La Chine, pays où Facebook et Twitter sont toujours très réprimés (le danger qu’ils peuvent représenter n’ayant pas échappé aux autorités), ne manque pourtant pas d’inventivité en matière de réseaux sociaux. Pleins feux sur Weixin, une application dont le succès est tel qu’elle menace Whatsapp, son concurrent direct.

Weixin (rebaptisée WeChat, sa traduction littérale, en avril 2012), est une application pour smartphones lancée en 2011 par le géant des réseaux sociaux chinois, la compagnie Tencent. Le concept est simple : on communique instantanément avec ses amis par des messages vocaux, on peut également leur envoyer des messages textes ou encore des photos. On peut également leur indiquer le lieu où l’on se trouve, ou démarrer une conversation de groupe. A l’instar de Whatsapp, pionnière en la matière, l’application est totalement gratuite et très facilement téléchargeable. En Chine, suite à l’encadrement très restrictif de Facebook, des réseaux sociaux concurrents se sont développés et connaissent une popularité phénoménale — d’autant plus impressionnante qu’ils sont presque inconnus dès que l’on dépasse les frontières du pays. 200 millions de membres actifs pour Weixin, et un bond de 228 % en un an : voilà qui a de quoi faire pâlir les leaders occidentaux que sont Whatsapp, ou même Twitter.

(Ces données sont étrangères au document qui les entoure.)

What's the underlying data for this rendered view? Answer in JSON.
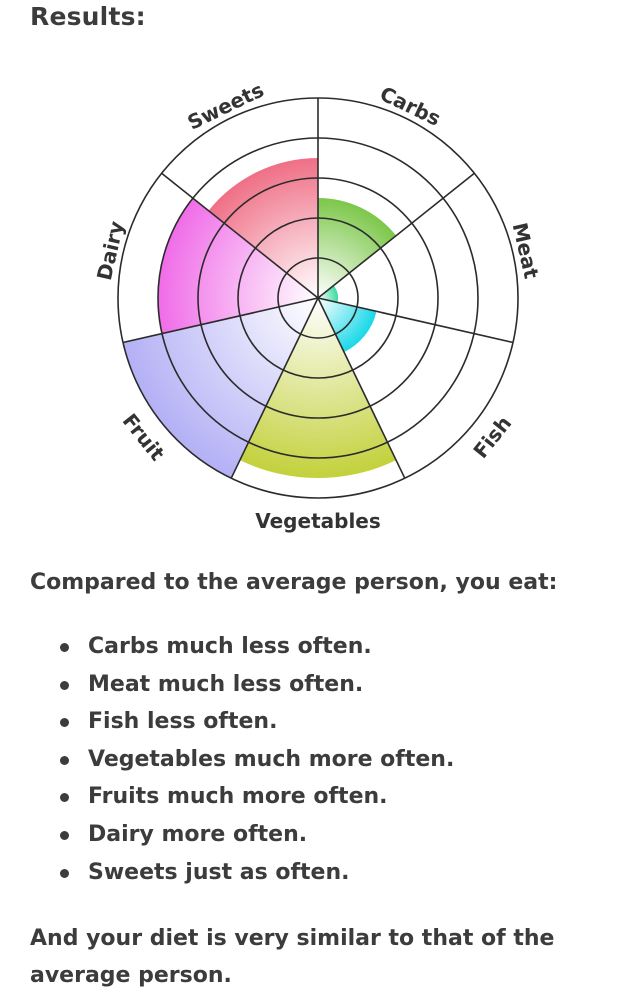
{
  "heading": "Results:",
  "chart_data": {
    "type": "polar-area",
    "categories": [
      "Carbs",
      "Meat",
      "Fish",
      "Vegetables",
      "Fruit",
      "Dairy",
      "Sweets"
    ],
    "values": [
      2.5,
      0.5,
      1.5,
      4.5,
      5.0,
      4.0,
      3.5
    ],
    "rings": 5,
    "colors": [
      "#7cc74a",
      "#3ed9a0",
      "#19d8e8",
      "#c3d13c",
      "#b3b0f5",
      "#f06ce8",
      "#ef6f86"
    ]
  },
  "lead": "Compared to the average person, you eat:",
  "items": [
    "Carbs much less often.",
    "Meat much less often.",
    "Fish less often.",
    "Vegetables much more often.",
    "Fruits much more often.",
    "Dairy more often.",
    "Sweets just as often."
  ],
  "summary": "And your diet is very similar to that of the average person."
}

Il faut dire que le marché high-tech chinois est jeune et en plein boom : le nombre de smartphones sur le territoire devrait s’élever à 1,5 milliard d’ici 2015.
WeChat n’envisage pas de stopper son développement à l’Asie du Sud-Est : Tencent désire lancer l’application, désormais disponible en 8 langues différentes, au États- Unis ainsi que dans le monde arabe. Seul problème : les réseaux sociaux en Chine sont extrêmement contrôlés par le gouvernement ; une censure à laquelle participent allègrement les compagnies privées. Pour faire ses débuts à l’étranger, WeChat devra assurer la protection formelle des données privées des utilisateurs (l’affaire Snowden ayant notamment échauffé l’opinion publique sur la question).
L’étude menée par un professeur de Harvard, est par ailleurs assez alarmante : pour tenter de comprendre le système de censure chinois, ou comment les fournisseurs d’accès internet se rendent complices du gouvernement, Gary King a voulu créer son propre réseau social. Son parcours, ses interactions avec les fournisseurs de logiciels en ligne ont démontré que la censure chinoise reposait énormément sur des entreprises privées, en concurrence les unes avec les autres, offrant différents services de filtrage. On parle de « great firewall » (grande muraille pare-feu). Internet représente en effet un enjeu énorme pour les autorités chinoises : pas moins de 2 000 personnes sont employées par le ministère chinois de « la Propagande et des sites internet » (on peut difficilement faire plus vendeur) pour analyser l’opinion exprimée sur le web.
Concernant son développement à l’étranger, WeChat peut néanmoins compter sur la très étendue diaspora chinoise, ainsi que sur un important budget marketing, ciblant principalement les marques occidentales. Si Weixin semble bien s’en sortir, et a ses chances de réussir son exportation, c’est en partie car ce n’est pas un clone de Facebook – contrairement à ces réseaux alternatifs promus par les régimes autoritaires, très méfiants à l’égard du leader américain, beaucoup plus difficilement contrôlable : on trouve Vkontacte en Russie, QQ ou encore Renren en Chine.
Une chose est sûre : en France où la plupart des opérateurs téléphoniques proposent des sms gratuits, il est peu probable que Weixin décolle dans les années à venir. Mais aux États-Unis d’où est partie l’idée de départ de Whatsapp, le succès pourrait bien être au rendez-vous.